Nearly one year ago, in February 2019, a 24-year-old Honduran woman in Immigration and Customs Enforcement (ICE) custody went into premature labor while 27 weeks pregnant. The federal immigration agency failed to transport the woman to a hospital in a timely manner, and she gave birth to a stillborn at the Port Isabel Detention Center in Texas. Days after the news of this tragic story broke, I spoke to Nancy Cárdenas Peña, the National Latina Institute for Reproductive Health’s (NLIRH) Texas director for policy and advocacy. Peña was raw with emotion and inconsolable. The conversation we had then has haunted me throughout the year, and it has also reaffirmed my commitment to continue covering immigration as a reproductive justice issue and to urge other journalists to do the same.

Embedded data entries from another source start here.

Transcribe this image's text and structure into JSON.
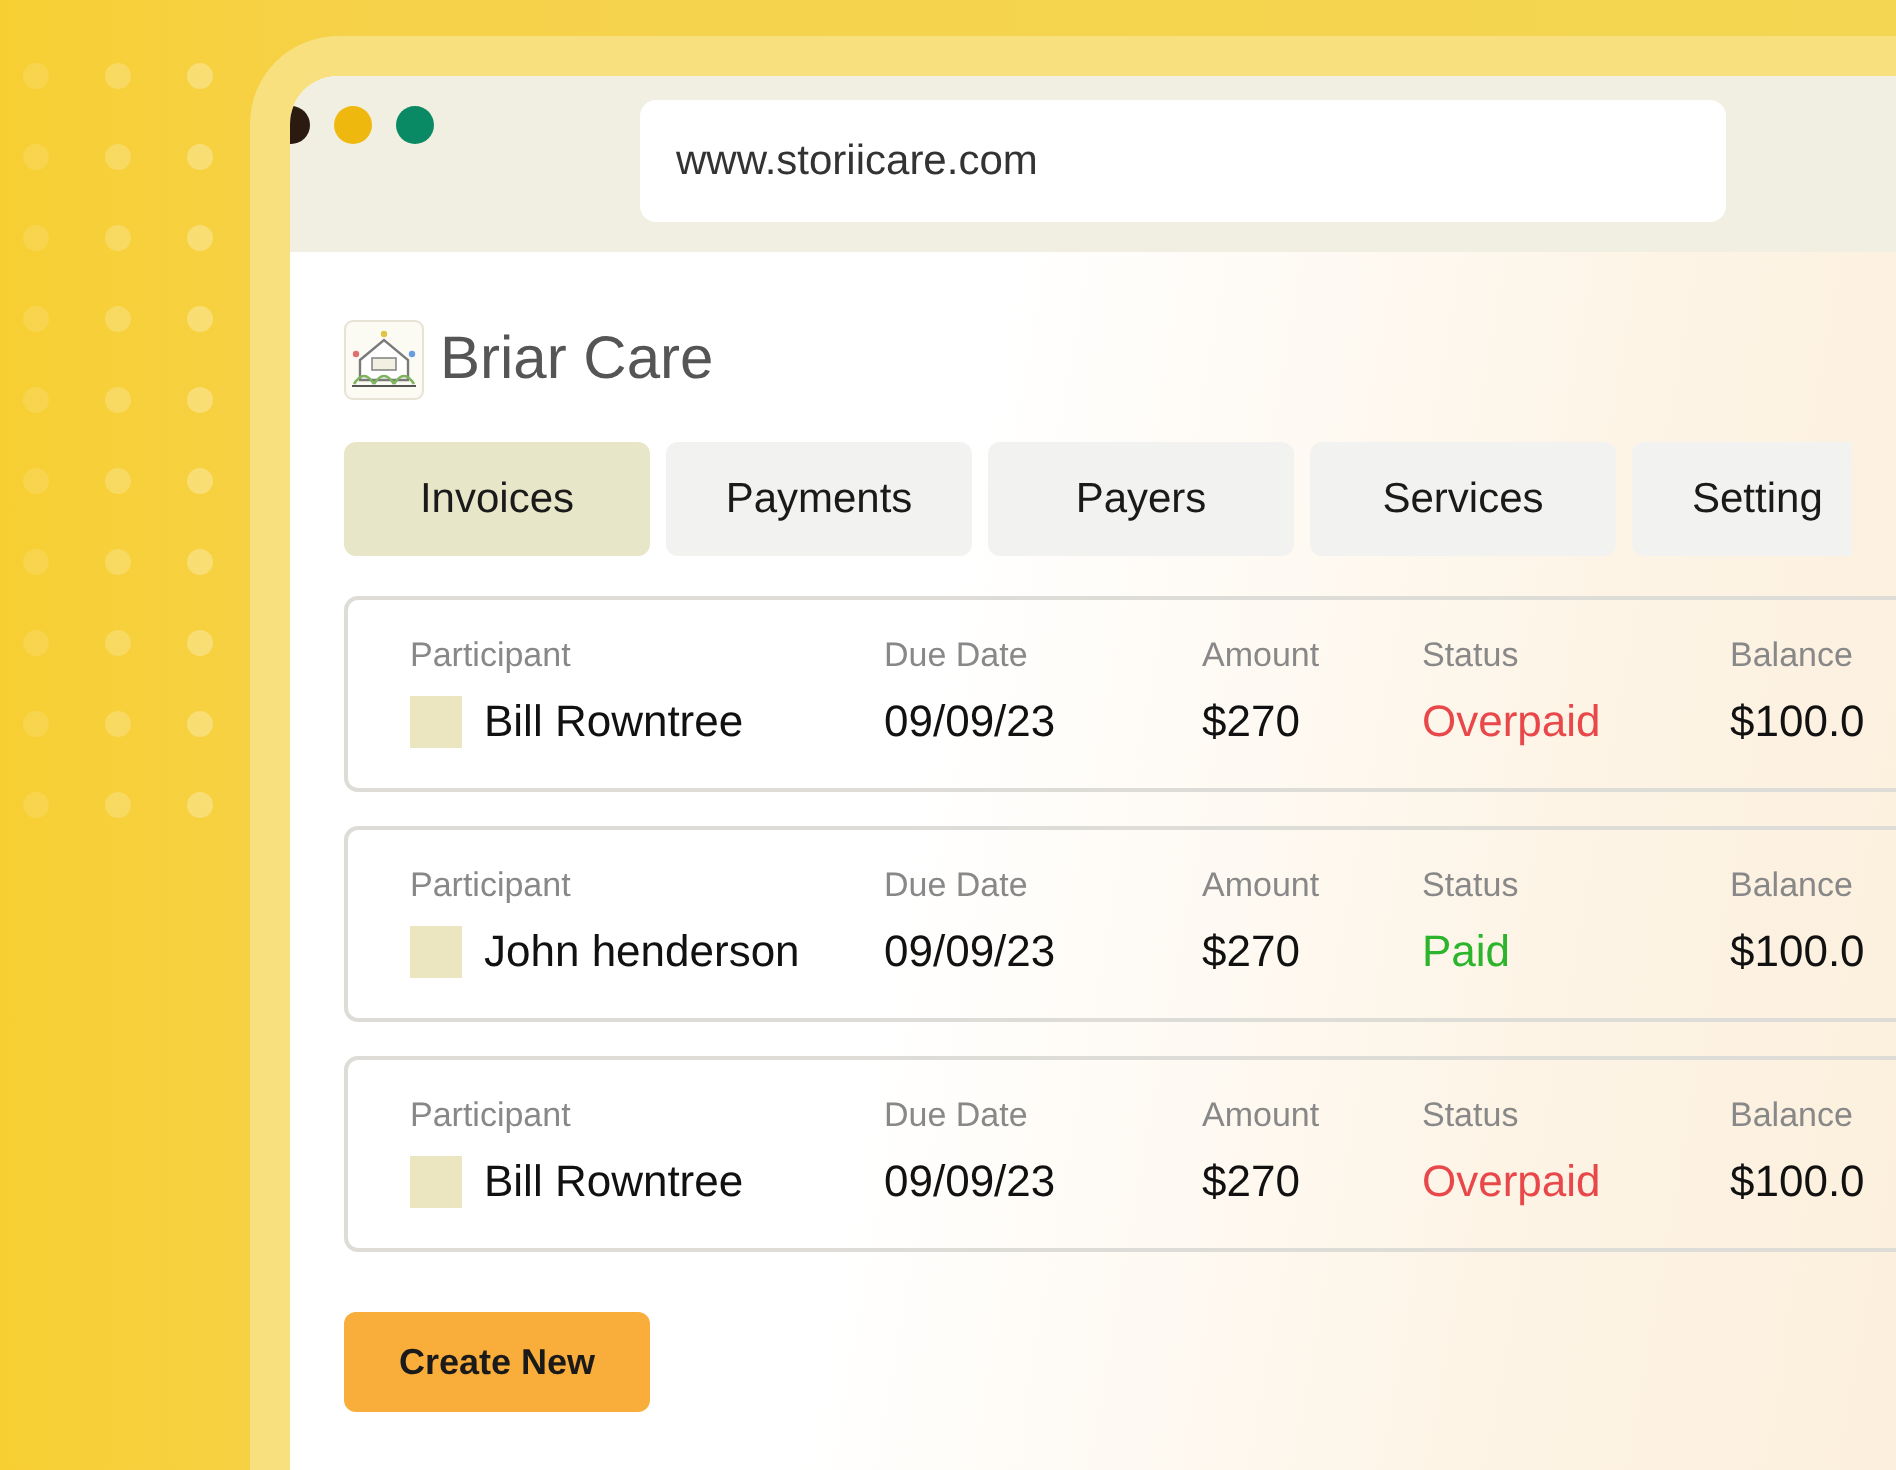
{
  "browser": {
    "url": "www.storiicare.com"
  },
  "app": {
    "title": "Briar Care"
  },
  "tabs": [
    {
      "label": "Invoices",
      "selected": true
    },
    {
      "label": "Payments",
      "selected": false
    },
    {
      "label": "Payers",
      "selected": false
    },
    {
      "label": "Services",
      "selected": false
    },
    {
      "label": "Setting",
      "selected": false
    }
  ],
  "invoices": [
    {
      "participant": {
        "label": "Participant",
        "value": "Bill Rowntree"
      },
      "due_date": {
        "label": "Due Date",
        "value": "09/09/23"
      },
      "amount": {
        "label": "Amount",
        "value": "$270"
      },
      "status": {
        "label": "Status",
        "value": "Overpaid",
        "color": "#e8484a"
      },
      "balance": {
        "label": "Balance",
        "value": "$100.0"
      }
    },
    {
      "participant": {
        "label": "Participant",
        "value": "John henderson"
      },
      "due_date": {
        "label": "Due Date",
        "value": "09/09/23"
      },
      "amount": {
        "label": "Amount",
        "value": "$270"
      },
      "status": {
        "label": "Status",
        "value": "Paid",
        "color": "#2cb52c"
      },
      "balance": {
        "label": "Balance",
        "value": "$100.0"
      }
    },
    {
      "participant": {
        "label": "Participant",
        "value": "Bill Rowntree"
      },
      "due_date": {
        "label": "Due Date",
        "value": "09/09/23"
      },
      "amount": {
        "label": "Amount",
        "value": "$270"
      },
      "status": {
        "label": "Status",
        "value": "Overpaid",
        "color": "#e8484a"
      },
      "balance": {
        "label": "Balance",
        "value": "$100.0"
      }
    }
  ],
  "create_button": {
    "label": "Create New"
  }
}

During our interview, Peña was pained as she explained what should have been common sense: Pregnant people should not be detained by ICE. The agency does not have the ability, resources or desire to provide proper medical care to any detained people, but especially those in need of prenatal care. In March 2018, this did not stop the Trump administration from verifying that it rescinded an Obama-era policy that ordered immigration officials generally to release pregnant migrants from federal custody. (Two years ago I reported that the policy seemed to be in flux because ICE was not releasing pregnant people from custody as far back as September 2017.)
When I spoke to Peña in February 2019, she was also enraged. She’d just come back from visiting Port Isabel and after the news broke about the Honduran woman’s story; Peña frantically reached out to other immigration organizations and requested that they stop sidelining reproductive rights issues. She also urged them to release a statement calling the latest atrocity what it was: a reproductive injustice, and part of a larger series of attacks from the Trump administration targeting pregnant migrants. In the end, none of the organizations Peña reached out to committed to her small request of releasing a statement—and to reproductive rights organizations, the Honduran woman’s story was barely a blip on the radar.
NLIRH is one of the few national organizations focusing on immigration and reproductive justice, a crucial intersection to be working at—especially under the Trump administration.